Otro tipo de conocimiento fundamental es el filosófico, que se alcanza mediante la razón. En este tipo de conocimiento la razón empieza contemplando la realidad, captándola por los sentidos y comprendiéndola por la razón. Así, el filósofo llega a ciertas conclusiones que, si son acertadas, pueden ser de aplicación universal.
Existe, además, un cuarto tipo de conocimiento que en la actualidad parece estar infravalorado: es el conocimiento poético. Este tipo de conocimiento no parte de un anuncio de Dios, ni de una fantasía humana. Tampoco es fruto de un profundo análisis, ni de la recolección y procesamiento de datos cuantitativos o cualitativos. Entonces, ¿en qué consiste?

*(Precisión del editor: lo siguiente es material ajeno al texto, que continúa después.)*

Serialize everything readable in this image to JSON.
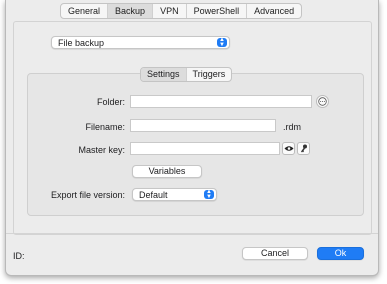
{
  "tabs": [
    "General",
    "Backup",
    "VPN",
    "PowerShell",
    "Advanced"
  ],
  "active_tab": "Backup",
  "backup_type": {
    "value": "File backup"
  },
  "sub_tabs": [
    "Settings",
    "Triggers"
  ],
  "active_sub_tab": "Settings",
  "form": {
    "folder_label": "Folder:",
    "folder_value": "",
    "filename_label": "Filename:",
    "filename_value": "",
    "filename_suffix": ".rdm",
    "master_key_label": "Master key:",
    "master_key_value": "",
    "variables_button": "Variables",
    "export_version_label": "Export file version:",
    "export_version_value": "Default"
  },
  "footer": {
    "id_label": "ID:",
    "cancel_label": "Cancel",
    "ok_label": "Ok"
  },
  "colors": {
    "accent": "#1f7cf5",
    "window_bg": "#ececec"
  },
  "icons": [
    "ellipsis-icon",
    "eye-icon",
    "key-icon",
    "chevron-updown-icon"
  ]
}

El conocimiento poético surge de la contemplación, pero quizá se detiene en un momento anterior a la reflexión fría y estructurada. Es poético el asombro que produce contemplar un cielo estrellado, el aleteo de un colibrí, o el poder de una ballena. Es poético el conocimiento que, agradando a los sentidos, eleva el alma. Es poético el conocimiento que, por unos instantes, deja boquiabierta y en pausa a la propia razón.
Conocimiento poético es el del paisano que, sin saber nada de la taxonomía del caballo, es capaz de admirar su belleza, domar su instinto y cantarle a su flete: “viejos octubres te vieron, piafar de pronto orejeando, cuando un fugar de potrancas, quemó tu ijar encelado”[1].

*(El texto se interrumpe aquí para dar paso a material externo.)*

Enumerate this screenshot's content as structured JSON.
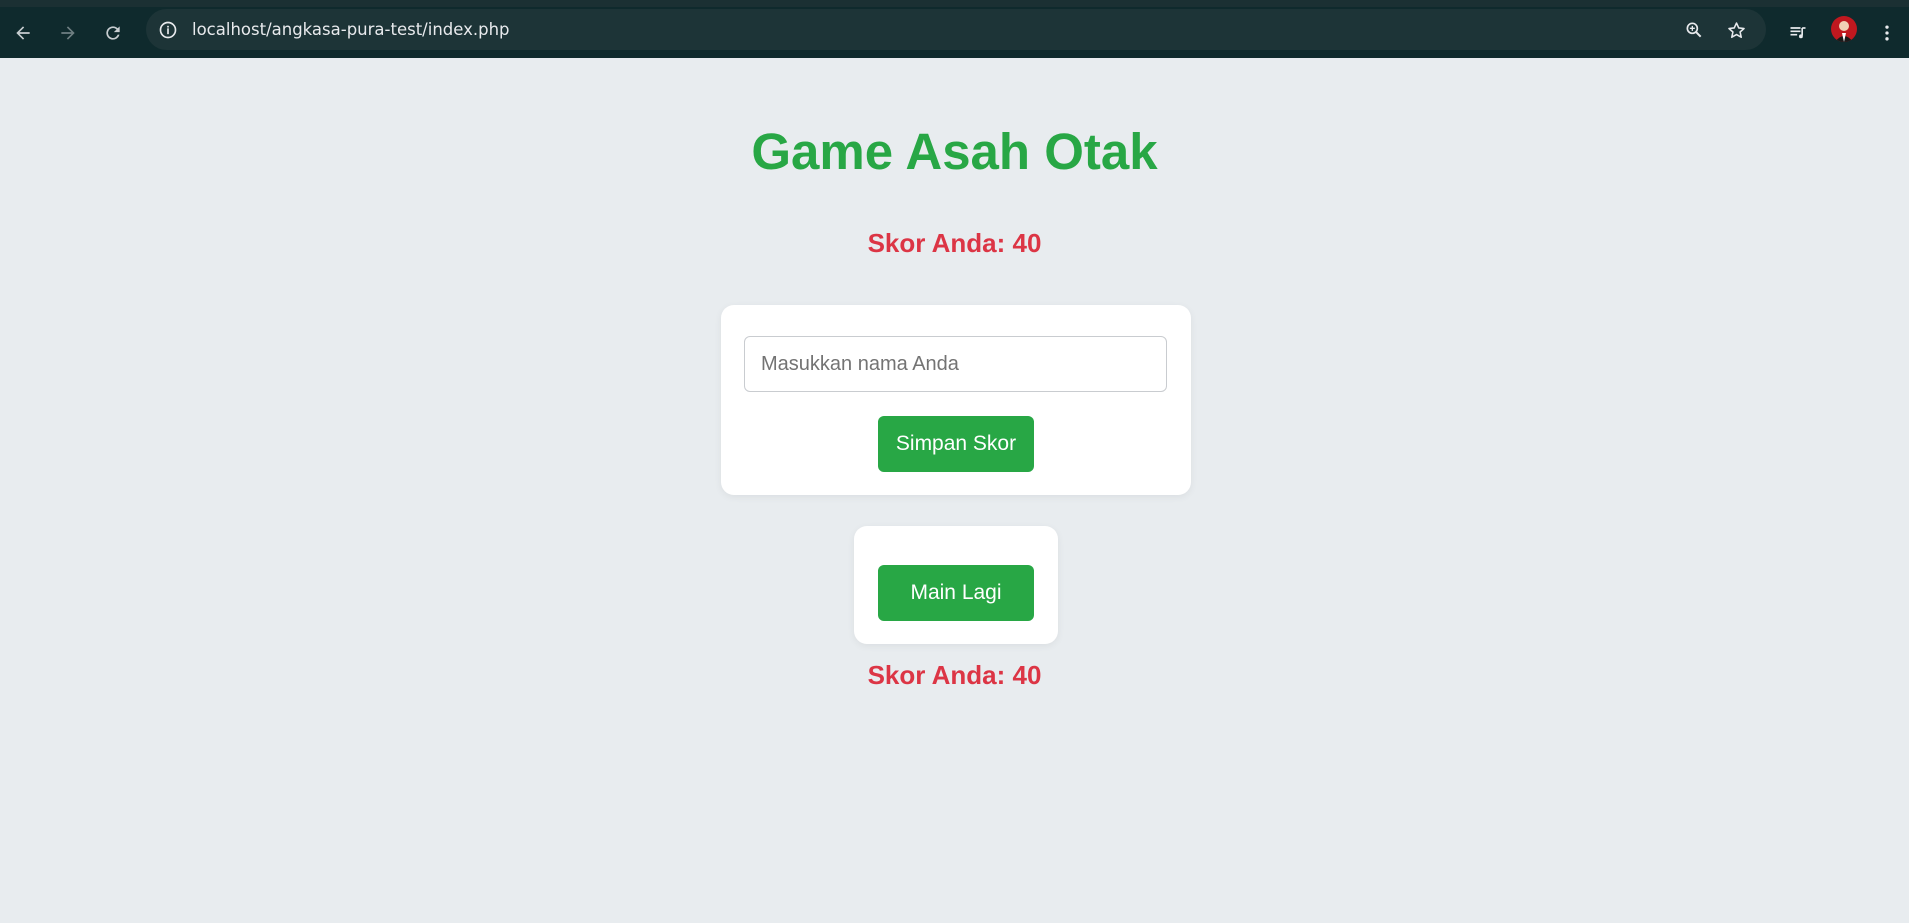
{
  "browser": {
    "url": "localhost/angkasa-pura-test/index.php",
    "icons": [
      "back-arrow-icon",
      "forward-arrow-icon",
      "reload-icon",
      "site-info-icon",
      "zoom-icon",
      "bookmark-star-icon",
      "media-queue-icon",
      "profile-avatar",
      "more-vert-icon"
    ]
  },
  "page": {
    "title": "Game Asah Otak",
    "score_top": "Skor Anda: 40",
    "name_input": {
      "placeholder": "Masukkan nama Anda",
      "value": ""
    },
    "save_button": "Simpan Skor",
    "play_again_button": "Main Lagi",
    "score_bottom": "Skor Anda: 40"
  },
  "colors": {
    "accent_green": "#28a745",
    "score_red": "#dc3545",
    "page_bg": "#e8ecef",
    "chrome_bg": "#0f2a2d"
  }
}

Mientras el filósofo razona que su trabajo nunca termina, porque cada respuesta genera nuevas preguntas, el poeta dice lo mismo, pero de modo distinto: “cuánto más cosas se saben, más quedan por aprender; la ayuda que da el saber, termina en lo que se ignora, si hasta la luz de la aurora, termina al anochecer”[2].
A veces estamos tan desbordados por los datos, absorbidos por el trabajo y ansiosos por conocer el futuro, que nos cuesta contemplar la apacible belleza de un jardín, una espléndida puesta de sol, o el melodioso canto de los pájaros. El cientificismo y el mecanicismo, la tecnología de la cual peligrosamente dependemos cada vez más, con frecuencia nos impide quitar los ojos de las pantallas y dirigir nuestra mirada al cielo.
Quizá sea hora de pararnos a pensar qué vida y qué mundo queremos, hacia donde vamos, cuánta sabiduría hemos dejado por el camino, y cómo la podemos recuperar. Aún estamos a tiempo.
[1] Matungo – Osiris Rodríguez Castillo.